Friday 28 August 2026London --:--Frankfurt --:--Zurich --:--
France

Read in English

Auf Deutsch lesen

L'administration Trump propose des frais de 100 000 $ pour les visas H‑1B

Une nouvelle règle ajouterait un frais à six chiffres à chaque demande de visa H‑1B, augmentant le coût de l’embauche de talents technologiques étrangers.

By
Why Trump wants H-1B skilled worker visas to cost employers more than $100,000

L'administration de Donald Trump a publié un projet de règlement qui obligerait les employeurs à payer un frais unique de plus de $100,000 pour chaque nouveau visa temporaire H‑1B de travailleur qualifié qu’ils déposent. Ce frais s’ajouterait aux coûts de dépôt existants de $2,000 à $5,000 et s’appliquerait indépendamment de l’issue finale de la demande.

Le fonctionnement de la proposition

La règle, publiée par le Department of Health and Human Services dans le Federal Register, ouvre une période de commentaires de 30 jours pour les entreprises, les groupes de défense et le public. Si elle est finalisée, la taxe toucherait non seulement les candidats à l’étranger mais aussi les ressortissants étrangers déjà présents aux États-Unis avec des visas d’étudiant, un segment qui a fourni une part croissante des bénéficiaires de H‑1B ces dernières années.

Les critiques soutiennent que la mesure nuira au secteur technologique, qui dépend fortement du programme. En 2023, les États-Unis ont délivré environ 85,000 visas H‑1B, mais les employeurs ont soumis plus de 340,000 pétitions, entraînant un tirage au sort chaque avril. Environ les trois quarts des visas approuvés sont attribués à des travailleurs nés en India, la China étant loin derrière.
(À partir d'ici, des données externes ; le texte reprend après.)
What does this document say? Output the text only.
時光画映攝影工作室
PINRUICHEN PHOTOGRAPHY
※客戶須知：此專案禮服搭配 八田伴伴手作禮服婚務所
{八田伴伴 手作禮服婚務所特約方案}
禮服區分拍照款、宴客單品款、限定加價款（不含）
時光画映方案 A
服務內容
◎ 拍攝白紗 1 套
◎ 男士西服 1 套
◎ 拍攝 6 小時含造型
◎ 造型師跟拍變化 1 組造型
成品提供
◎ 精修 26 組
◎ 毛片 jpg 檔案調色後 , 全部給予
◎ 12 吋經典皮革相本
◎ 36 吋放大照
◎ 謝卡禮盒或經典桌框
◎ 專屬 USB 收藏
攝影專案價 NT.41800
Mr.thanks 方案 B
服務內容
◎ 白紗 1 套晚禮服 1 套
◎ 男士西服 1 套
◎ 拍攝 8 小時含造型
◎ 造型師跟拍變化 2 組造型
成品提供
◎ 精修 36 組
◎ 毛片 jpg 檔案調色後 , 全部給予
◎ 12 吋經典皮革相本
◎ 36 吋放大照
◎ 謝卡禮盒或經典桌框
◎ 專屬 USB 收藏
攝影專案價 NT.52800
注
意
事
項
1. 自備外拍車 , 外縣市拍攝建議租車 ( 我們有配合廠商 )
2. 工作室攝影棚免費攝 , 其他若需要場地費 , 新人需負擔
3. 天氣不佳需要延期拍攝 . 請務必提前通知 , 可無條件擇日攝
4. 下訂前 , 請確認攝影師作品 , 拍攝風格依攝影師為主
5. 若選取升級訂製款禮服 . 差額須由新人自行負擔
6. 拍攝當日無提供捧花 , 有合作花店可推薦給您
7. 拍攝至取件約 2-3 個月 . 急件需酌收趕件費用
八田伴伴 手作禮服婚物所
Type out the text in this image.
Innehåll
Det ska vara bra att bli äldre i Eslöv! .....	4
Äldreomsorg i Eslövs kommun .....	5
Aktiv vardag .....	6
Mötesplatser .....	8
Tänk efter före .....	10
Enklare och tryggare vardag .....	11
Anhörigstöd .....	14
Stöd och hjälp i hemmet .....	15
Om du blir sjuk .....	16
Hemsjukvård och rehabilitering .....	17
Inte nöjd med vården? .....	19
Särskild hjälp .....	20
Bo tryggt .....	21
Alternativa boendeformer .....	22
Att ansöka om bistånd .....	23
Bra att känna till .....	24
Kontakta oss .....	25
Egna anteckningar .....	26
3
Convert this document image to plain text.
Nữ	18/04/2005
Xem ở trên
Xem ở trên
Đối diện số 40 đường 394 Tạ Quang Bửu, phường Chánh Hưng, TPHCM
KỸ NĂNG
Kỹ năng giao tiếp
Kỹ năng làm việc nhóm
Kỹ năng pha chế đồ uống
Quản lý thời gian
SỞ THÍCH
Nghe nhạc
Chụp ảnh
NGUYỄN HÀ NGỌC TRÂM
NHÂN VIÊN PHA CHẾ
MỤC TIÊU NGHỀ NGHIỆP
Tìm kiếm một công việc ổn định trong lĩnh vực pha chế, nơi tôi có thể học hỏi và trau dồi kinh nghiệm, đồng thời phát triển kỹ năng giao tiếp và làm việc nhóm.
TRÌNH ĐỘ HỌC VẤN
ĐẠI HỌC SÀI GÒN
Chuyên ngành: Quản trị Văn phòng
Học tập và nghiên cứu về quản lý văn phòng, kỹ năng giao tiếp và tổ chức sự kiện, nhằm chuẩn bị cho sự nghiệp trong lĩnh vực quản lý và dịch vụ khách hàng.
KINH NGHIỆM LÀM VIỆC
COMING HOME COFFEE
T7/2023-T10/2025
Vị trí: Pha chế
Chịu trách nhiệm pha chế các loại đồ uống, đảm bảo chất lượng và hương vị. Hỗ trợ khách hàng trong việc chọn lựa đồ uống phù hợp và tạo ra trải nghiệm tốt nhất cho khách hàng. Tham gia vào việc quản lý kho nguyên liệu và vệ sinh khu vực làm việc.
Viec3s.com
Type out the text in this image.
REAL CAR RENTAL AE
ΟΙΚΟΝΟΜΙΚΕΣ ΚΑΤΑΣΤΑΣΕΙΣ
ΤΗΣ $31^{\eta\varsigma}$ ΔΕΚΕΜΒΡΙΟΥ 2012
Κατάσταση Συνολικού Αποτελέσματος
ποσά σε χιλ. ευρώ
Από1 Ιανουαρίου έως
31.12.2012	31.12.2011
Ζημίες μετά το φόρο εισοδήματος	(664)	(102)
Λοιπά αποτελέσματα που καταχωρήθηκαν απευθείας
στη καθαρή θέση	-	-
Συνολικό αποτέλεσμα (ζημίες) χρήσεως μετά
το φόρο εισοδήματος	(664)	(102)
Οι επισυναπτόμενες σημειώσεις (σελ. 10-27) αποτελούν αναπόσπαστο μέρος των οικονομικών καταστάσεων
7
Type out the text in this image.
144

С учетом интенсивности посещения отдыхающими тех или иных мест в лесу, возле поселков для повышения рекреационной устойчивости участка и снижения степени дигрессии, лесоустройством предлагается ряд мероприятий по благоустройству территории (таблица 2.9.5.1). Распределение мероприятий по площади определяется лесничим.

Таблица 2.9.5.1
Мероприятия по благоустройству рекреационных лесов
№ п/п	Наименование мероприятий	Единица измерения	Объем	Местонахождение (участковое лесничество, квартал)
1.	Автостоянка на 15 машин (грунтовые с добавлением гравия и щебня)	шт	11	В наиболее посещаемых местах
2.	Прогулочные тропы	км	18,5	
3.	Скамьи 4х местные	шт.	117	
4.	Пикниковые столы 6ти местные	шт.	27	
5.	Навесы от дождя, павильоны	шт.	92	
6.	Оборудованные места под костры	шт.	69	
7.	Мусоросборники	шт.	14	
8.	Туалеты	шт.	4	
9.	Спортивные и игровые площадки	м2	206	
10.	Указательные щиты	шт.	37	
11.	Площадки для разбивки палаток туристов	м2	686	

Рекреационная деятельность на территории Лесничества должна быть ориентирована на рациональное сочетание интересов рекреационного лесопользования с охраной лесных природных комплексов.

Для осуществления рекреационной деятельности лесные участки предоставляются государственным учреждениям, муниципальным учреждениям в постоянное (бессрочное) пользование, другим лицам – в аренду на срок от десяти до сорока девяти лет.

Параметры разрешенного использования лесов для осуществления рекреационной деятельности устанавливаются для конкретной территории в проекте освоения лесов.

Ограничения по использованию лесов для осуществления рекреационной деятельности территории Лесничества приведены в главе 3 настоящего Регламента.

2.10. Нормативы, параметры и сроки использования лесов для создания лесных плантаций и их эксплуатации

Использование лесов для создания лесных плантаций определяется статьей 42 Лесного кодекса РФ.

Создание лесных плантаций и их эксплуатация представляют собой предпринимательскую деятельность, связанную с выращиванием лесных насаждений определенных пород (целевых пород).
Réactions de l'industrie et du monde politique

Les géants de la Silicon Valley défendent depuis longtemps le système H‑1B comme un canal de talents mondiaux. Le milliardaire Elon Musk et d’autres dirigeants technologiques ont salué les visas pour maintenir les États-Unis à la pointe de l’innovation. Parallèlement, la critique bipartisan persiste, certains législateurs qualifiant le programme de forme de « servitude contractuelle ».

« Cela a été largement abusé », a déclaré Hal Salzman, professeur de planification et de politique publique.

Des sénateurs des deux partis ont présenté une législation visant à augmenter le salaire plancher pour les travailleurs H‑1B et à obliger les employeurs à publier les offres d’emploi sur un portail du Department of Labor avant de déposer une pétition. Une proposition distincte du Department of Labor en mars doublerait le percentile du salaire minimum, le faisant passer du 17e au 34e, restant toutefois en dessous du salaire médian américain pour des postes comparables.

Les partisans du frais soutiennent qu’il vise la marge bénéficiaire que les entreprises tirent des travailleurs étrangers, plutôt que d’augmenter directement les salaires. « Ce que fait l’augmentation du frais, c’est qu’au lieu d’augmenter les salaires des travailleurs H‑1B, il s’en prend à la rentabilité que les employeurs perçoivent chez ces travailleurs », a déclaré Ron Hira, professeur associé à Howard University.

Même avec ce prix élevé, certaines grandes entreprises pourraient absorber le coût. Sur une durée de visa de six ans, les $100,000 de frais représentent environ $16,000 à $17,000 par an, somme qui pourrait être justifiée si une société s’attend à gagner $30,000 ou plus chaque année grâce à l’employé.

Quelles sont les prochaines étapes ?

Le projet de règle restera ouvert aux commentaires jusqu’au début juin. Si l’administration poursuit son initiative, le règlement final pourrait être publié plus tard cette année, offrant aux employeurs plusieurs mois pour ajuster leurs stratégies de recrutement. Les entreprises pourraient se tourner vers des catégories de visas alternatives, augmenter leur recours à l’embauche locale, ou faire pression pour des changements législatifs.

Pour les travailleurs, la proposition ajoute une nouvelle couche d’incertitude. Les titulaires de H‑1B dépendent déjà de leurs employeurs pour leur statut légal ; un coût plus élevé pourrait réduire le nombre de nouveaux visas accordés, resserrant le bassin d’opportunités pour les ingénieurs et programmeurs étrangers.

Dans l’ensemble, l’initiative souligne un débat plus large sur la manière dont les États-Unis équilibrent la demande de talents technologiques spécialisés avec les préoccupations relatives aux normes du travail et à l’emploi national.